RYAN: “I wear the suit, I take the bullets, so when I say I have a bad feeling about something, you two listen!”
The next night, Sophie meets with Batwoman again and tells her the Crows who ran over Evan have been fired. Ryan won’t accept that, though, and says the Crows are corrupt to the core and need to be dismantled. Sophie says she’s trying to fix the Crows’ culture from the inside. Yeah, let me know how that works out. Ryan tells her she needs to quit the Crows if they’re ever going to work together again.
Evan wakes up in the clinic. Mary suggests a safer line of work, but Evan likes snubbing their nose at Gotham’s elite. They also stole the painting for Kate, because they thought they would have a better chance of getting it than the Crows. Mary says no one got the painting – the one from the gallery was a fake, smeared with pig’s blood.
Alice and Ocean are on the move when she has another flashback. In this one, they’re kissing. She doesn’t tell Ocean about it, and just tells him to keep his eyes on the road. He has her check in the back seat for a white tube. She finds it and asks what’s inside. He asks if she’s heard of Jack Napier.
At her apartment, Ryan checks her wound again. The glowing green infection is spreading.
I didn’t expect this show to go so in so much on an anti-police message – and let’s be clear, that’s what it is. The Crows are the stand-ins for the police. We rarely if ever see the GCPD, and the corruption, extreme methods, and racial profiling by the Crows matches up with real-world policing. And come on, “All Crows Are Bastards”? While other CW shows cozy up to the police a bit much (*cough* The Flash *cough*), Batwoman is pretty explicitly laying out the problems with the institution and using its main character as a mouthpiece to do it. About time a show speaks the truth with so much copaganda on TV these days.
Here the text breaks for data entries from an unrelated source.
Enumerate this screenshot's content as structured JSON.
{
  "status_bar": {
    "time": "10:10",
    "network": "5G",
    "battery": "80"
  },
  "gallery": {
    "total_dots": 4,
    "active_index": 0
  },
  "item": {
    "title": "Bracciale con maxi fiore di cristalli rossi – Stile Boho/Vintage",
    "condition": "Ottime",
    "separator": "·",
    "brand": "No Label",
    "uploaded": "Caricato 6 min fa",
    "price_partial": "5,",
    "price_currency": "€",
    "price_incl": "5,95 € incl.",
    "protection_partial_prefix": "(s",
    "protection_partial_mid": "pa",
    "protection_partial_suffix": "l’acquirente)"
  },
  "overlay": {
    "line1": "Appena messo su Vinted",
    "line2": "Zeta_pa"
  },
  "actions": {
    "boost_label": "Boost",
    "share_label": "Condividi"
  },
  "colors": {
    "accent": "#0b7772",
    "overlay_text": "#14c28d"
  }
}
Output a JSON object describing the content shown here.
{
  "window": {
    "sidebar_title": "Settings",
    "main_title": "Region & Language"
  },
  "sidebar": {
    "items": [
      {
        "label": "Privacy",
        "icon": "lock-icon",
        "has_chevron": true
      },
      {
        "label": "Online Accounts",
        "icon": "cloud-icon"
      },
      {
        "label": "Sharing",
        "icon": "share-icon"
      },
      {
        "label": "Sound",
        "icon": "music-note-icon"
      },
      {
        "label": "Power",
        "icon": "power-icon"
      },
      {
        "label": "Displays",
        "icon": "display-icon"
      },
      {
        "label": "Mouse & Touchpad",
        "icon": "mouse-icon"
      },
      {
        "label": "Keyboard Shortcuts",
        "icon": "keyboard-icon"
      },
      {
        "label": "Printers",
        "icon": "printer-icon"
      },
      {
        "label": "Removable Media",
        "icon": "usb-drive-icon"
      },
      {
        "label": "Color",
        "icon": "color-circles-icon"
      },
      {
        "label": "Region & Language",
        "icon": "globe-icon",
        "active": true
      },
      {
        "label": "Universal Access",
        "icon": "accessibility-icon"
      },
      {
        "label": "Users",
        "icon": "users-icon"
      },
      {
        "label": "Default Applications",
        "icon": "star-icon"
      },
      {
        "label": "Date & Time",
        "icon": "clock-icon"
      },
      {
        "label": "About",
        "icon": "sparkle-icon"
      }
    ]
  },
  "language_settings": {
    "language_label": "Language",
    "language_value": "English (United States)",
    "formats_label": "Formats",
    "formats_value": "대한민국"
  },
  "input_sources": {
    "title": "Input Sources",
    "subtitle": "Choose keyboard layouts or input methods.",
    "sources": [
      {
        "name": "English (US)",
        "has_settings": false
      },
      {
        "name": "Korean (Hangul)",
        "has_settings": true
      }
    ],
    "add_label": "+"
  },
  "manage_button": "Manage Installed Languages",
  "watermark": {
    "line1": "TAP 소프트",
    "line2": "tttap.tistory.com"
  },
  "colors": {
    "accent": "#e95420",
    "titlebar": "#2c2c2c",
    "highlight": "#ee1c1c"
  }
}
Why yes, your friendly neighborhood recapper does believe in defunding the police and replacing them with a more competent and less corrupt system of criminal reform and social outreach.
I should talk more about the episode itself. I liked this one. Its social commentary was great, it gave us some good Bat Team interactions, and progressed the season arc well. And I’m sure I’ll be corrected if I’m wrong, but I think this is the Arrowverse’s first genderfluid or non-binary character? Okay, yes, they were the “villain of the week,” but they pulled that off without even really being a villain. Evan was trying to help Kate, and like Ryan, they didn’t trust the Crows to do the job.
Also, hey, while I’ve got the soapbox out: The Joker is a seriously overused character and 90% of stories with him are the blandest bits of dark, gritty, and edgy writing out there. I’m so glad the Arrowverse version of him is dead. The only “Batman who kills” I will happily accept is one who gets rid of the Joker. There are so many more interesting villains out there.